Secondly, and very briefly, WHEN is He with His people? Always. Have I been brought to depend day by day upon Christ Jesus the Lord? Have I been brought day by day, under a sense of weakness and dependence to cleave wholly to Jesus because there is no other refuge for my soul? Will He accept me? The Spirit of the living God proceeding from the Father through the Son comes into the soul, and faith, hope and love, the gifts and graces of the Spirit, are manifested thereby. Is it your daily experience? There are so many who can speak of their conversion so many years ago, and apparently things have gone on smoothly with them ever since. Why, we have to prove that in ourselves we are worse than nothing and vanity. God keep us from being unfruitful, dead branches, filled with self-conceit, filled with false piety. “I was converted years ago; that is all past and gone.” Then you do not want this promise, “Certainly I will be with thee.”

Now the God who did all this in eternity, the God who became incarnate, the God who in Person of His Son suffered, bled and died on Calvary’s cross, and who has now risen to die no more, has said, “Certainly I will be with thee.” May the comforter revive us in this precious knowledge. Never has He failed us. He has suffered us to hunger, but in another place we read, “The Lord will not suffer the soul of the righteous to famish.”

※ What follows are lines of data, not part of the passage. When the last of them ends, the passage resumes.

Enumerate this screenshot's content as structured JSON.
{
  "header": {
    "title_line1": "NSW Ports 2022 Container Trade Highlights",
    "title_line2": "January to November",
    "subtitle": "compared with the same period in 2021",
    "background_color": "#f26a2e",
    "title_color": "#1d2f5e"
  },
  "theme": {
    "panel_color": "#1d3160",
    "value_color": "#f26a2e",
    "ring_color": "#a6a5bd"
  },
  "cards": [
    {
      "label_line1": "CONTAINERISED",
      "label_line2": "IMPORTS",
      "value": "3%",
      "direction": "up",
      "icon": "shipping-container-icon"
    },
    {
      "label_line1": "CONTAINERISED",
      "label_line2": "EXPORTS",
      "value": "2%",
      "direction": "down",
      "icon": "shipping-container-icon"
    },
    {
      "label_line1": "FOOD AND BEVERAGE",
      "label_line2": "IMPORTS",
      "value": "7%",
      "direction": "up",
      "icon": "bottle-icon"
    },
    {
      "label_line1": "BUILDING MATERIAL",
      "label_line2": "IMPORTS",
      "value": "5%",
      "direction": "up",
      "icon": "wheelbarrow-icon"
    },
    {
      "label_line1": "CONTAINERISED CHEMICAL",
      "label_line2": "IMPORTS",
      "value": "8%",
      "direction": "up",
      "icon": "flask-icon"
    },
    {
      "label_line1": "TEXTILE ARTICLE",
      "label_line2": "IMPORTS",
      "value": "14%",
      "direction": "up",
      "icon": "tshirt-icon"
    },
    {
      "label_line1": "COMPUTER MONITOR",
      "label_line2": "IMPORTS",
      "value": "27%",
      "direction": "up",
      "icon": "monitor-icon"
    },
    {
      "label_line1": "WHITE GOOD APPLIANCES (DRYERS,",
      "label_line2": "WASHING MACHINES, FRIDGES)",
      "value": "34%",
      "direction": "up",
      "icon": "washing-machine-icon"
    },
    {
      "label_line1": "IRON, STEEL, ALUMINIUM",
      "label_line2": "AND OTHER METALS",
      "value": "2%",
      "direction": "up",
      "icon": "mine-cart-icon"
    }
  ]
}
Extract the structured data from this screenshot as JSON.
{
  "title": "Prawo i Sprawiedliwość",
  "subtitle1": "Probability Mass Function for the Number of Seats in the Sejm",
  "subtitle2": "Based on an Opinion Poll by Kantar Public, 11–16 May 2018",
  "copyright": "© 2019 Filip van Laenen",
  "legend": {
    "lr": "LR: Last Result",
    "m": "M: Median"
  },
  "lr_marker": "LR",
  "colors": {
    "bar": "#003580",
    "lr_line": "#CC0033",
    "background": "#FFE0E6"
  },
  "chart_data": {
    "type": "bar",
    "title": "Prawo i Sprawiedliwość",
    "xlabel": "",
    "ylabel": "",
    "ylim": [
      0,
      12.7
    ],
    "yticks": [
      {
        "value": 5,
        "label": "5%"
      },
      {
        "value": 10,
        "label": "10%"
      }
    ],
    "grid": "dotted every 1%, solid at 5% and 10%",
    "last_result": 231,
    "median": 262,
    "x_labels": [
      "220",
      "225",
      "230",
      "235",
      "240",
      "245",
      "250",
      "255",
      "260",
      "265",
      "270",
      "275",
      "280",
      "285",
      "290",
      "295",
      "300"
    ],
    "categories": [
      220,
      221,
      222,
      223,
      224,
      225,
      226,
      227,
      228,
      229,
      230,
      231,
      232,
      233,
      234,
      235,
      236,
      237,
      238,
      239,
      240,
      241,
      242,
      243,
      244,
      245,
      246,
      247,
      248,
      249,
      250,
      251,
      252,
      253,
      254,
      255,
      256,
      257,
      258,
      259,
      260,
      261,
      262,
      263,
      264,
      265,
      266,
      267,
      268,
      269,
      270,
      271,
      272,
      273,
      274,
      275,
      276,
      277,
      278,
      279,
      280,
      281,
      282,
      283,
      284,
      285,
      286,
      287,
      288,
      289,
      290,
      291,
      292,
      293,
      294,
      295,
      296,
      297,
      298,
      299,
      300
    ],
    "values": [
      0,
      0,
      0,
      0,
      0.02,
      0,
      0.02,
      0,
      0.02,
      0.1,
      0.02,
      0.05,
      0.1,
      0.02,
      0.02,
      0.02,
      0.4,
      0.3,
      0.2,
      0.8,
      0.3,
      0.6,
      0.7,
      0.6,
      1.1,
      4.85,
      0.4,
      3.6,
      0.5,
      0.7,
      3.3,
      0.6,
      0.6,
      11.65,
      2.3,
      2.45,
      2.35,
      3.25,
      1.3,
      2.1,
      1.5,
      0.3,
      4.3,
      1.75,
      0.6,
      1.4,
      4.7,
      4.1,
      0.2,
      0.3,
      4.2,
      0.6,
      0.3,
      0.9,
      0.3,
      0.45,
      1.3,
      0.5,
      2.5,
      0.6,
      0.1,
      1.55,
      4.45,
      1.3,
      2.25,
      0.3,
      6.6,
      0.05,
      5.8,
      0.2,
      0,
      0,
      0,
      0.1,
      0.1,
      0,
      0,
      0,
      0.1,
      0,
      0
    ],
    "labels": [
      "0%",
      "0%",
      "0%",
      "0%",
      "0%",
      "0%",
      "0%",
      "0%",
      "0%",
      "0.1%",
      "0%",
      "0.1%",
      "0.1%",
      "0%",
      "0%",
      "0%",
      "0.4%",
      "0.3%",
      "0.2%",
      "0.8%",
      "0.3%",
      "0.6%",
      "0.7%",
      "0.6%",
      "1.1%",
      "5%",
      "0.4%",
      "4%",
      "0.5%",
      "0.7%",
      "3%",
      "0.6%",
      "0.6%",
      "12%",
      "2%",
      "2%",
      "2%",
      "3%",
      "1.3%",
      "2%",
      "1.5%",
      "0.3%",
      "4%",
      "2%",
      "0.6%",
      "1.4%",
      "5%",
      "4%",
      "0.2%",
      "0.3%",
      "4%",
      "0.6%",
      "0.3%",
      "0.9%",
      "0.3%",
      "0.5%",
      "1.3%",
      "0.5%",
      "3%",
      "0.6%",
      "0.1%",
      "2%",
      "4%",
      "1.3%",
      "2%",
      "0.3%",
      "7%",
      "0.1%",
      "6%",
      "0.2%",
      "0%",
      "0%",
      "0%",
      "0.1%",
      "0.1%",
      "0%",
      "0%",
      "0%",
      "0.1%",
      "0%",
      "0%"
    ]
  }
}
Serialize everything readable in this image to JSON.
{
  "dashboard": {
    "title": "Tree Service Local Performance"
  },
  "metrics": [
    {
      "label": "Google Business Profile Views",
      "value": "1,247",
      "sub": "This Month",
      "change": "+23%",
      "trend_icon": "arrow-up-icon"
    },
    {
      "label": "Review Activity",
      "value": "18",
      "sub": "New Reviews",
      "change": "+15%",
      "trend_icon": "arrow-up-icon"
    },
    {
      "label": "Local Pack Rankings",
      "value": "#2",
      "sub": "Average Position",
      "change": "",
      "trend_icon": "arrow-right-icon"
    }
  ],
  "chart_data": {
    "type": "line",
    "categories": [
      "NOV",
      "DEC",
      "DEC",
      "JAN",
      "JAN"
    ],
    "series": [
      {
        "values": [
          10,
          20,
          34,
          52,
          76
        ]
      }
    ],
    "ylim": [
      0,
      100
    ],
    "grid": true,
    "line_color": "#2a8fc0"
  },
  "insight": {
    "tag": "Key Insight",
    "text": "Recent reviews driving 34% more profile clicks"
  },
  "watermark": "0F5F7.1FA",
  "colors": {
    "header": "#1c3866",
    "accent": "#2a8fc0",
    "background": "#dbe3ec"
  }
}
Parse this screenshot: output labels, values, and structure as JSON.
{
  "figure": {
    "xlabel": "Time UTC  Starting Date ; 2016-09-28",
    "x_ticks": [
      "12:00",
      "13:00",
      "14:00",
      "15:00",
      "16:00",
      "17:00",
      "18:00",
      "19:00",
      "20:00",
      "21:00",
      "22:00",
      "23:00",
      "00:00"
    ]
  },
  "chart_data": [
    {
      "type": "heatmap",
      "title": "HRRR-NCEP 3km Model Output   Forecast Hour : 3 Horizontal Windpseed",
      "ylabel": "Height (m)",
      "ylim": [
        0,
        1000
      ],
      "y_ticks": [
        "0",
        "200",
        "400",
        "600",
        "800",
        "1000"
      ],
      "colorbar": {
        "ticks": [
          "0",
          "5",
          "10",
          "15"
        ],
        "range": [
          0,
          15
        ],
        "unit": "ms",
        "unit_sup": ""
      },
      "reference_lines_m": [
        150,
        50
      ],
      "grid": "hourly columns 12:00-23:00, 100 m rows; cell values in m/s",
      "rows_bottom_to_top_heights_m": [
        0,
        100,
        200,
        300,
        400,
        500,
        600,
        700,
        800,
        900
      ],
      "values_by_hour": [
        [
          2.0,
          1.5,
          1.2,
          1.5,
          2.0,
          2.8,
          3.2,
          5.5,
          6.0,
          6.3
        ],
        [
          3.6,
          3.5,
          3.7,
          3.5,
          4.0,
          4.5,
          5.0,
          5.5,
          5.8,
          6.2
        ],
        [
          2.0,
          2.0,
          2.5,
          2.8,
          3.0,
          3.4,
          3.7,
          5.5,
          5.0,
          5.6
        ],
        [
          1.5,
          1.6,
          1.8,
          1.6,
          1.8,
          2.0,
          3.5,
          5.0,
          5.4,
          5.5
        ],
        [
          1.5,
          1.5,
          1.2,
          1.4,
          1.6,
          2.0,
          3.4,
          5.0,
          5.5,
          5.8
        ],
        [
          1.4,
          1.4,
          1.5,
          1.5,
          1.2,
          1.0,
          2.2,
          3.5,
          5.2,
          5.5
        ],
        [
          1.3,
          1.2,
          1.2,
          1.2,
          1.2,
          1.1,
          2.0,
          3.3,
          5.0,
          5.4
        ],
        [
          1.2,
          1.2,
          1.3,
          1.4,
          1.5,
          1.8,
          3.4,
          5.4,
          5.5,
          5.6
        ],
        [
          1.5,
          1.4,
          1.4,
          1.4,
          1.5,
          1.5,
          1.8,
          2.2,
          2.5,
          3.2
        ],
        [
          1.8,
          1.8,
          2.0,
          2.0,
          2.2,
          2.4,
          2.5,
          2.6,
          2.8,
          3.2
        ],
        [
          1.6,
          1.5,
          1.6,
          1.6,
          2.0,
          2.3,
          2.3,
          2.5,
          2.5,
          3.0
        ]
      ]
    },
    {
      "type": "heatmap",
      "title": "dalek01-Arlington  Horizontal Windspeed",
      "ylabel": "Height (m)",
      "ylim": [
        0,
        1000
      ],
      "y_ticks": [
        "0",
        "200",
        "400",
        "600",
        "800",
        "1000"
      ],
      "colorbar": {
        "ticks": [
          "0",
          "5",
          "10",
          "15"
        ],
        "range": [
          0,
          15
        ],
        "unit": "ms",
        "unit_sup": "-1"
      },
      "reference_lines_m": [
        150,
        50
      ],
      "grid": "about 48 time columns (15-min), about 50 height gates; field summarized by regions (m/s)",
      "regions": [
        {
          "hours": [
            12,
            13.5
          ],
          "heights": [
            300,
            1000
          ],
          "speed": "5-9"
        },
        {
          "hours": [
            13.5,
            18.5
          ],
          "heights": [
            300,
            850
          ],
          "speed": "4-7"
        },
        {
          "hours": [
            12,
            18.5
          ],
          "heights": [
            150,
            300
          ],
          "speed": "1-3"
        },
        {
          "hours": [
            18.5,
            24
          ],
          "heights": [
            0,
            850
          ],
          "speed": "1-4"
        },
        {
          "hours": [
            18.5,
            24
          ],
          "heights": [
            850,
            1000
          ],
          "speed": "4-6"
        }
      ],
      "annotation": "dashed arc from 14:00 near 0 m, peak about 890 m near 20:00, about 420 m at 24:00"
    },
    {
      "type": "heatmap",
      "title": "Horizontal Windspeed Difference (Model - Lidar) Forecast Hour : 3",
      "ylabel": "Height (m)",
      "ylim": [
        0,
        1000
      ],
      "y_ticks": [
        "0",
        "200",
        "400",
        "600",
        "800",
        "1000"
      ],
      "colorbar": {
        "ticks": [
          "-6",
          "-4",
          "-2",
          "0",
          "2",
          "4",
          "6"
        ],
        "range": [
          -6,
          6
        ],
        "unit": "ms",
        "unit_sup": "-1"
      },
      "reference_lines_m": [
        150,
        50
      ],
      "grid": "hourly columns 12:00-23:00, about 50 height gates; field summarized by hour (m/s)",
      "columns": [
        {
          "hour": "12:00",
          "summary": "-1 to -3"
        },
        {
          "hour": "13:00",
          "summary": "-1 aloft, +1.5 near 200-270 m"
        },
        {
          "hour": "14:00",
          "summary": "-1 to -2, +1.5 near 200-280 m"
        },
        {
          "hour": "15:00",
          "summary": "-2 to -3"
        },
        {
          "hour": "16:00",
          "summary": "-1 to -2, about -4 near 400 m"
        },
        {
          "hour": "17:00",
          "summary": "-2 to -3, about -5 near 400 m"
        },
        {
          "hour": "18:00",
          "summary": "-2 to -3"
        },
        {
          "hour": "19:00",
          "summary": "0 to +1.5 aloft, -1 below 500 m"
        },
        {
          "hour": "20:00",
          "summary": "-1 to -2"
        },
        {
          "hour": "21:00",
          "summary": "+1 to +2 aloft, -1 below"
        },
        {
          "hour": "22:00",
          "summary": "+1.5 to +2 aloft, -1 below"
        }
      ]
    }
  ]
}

Lastly, WHY is this promise given? Because of our need, and so we are permitted to be brought into circumstances where Christ in the living experience of the heart is felt to be incalculably precious. Remember that word of John. It does not apply to John the Baptist merely, but to [every believer], “He must increase, but I must decrease.” To know the power and the preciousness, the touch, the grace, and the fullness of the Lord our God, there must be decrease on our part. We must go down, and He go up in our experience and estimation, so that the most needy shall know most of the stability of Christ. You mourn your deadness–“Certainly I will be with thee.” He is the Fountain of life, and it is life that makes you mourn your deadness. You mourn your darkness–“Certainly I will be with thee.” He is your light, and you have light to mourn over your darkness. You mourn over you lack of love. Satan may sometimes say, “You have no more love than I have,” but God knows we have. What a Saviour He is! “The full soul loatheth an honeycomb (Christ Jesus the Lord), but to the hungry soul every bitter thing is sweet,” (Proverbs 27:7) and God knows we do not loathe the honeycomb, and as hungry souls we shall yet know the sweetness of the bitter things.

“O, Christ He is the Fountain,
The deep sweet well of love!
The streams on earth I’ve tasted,
More deep I’ll drink above.
There to an ocean fulness
His mercy doth expand,
And glory, glory dwelleth
In Emmanuel’s land!”

God give unto us then that in the strength of this promise, we may go forward. With us in life, in death, in trouble, and in joy, and with us down all the ages of eternity!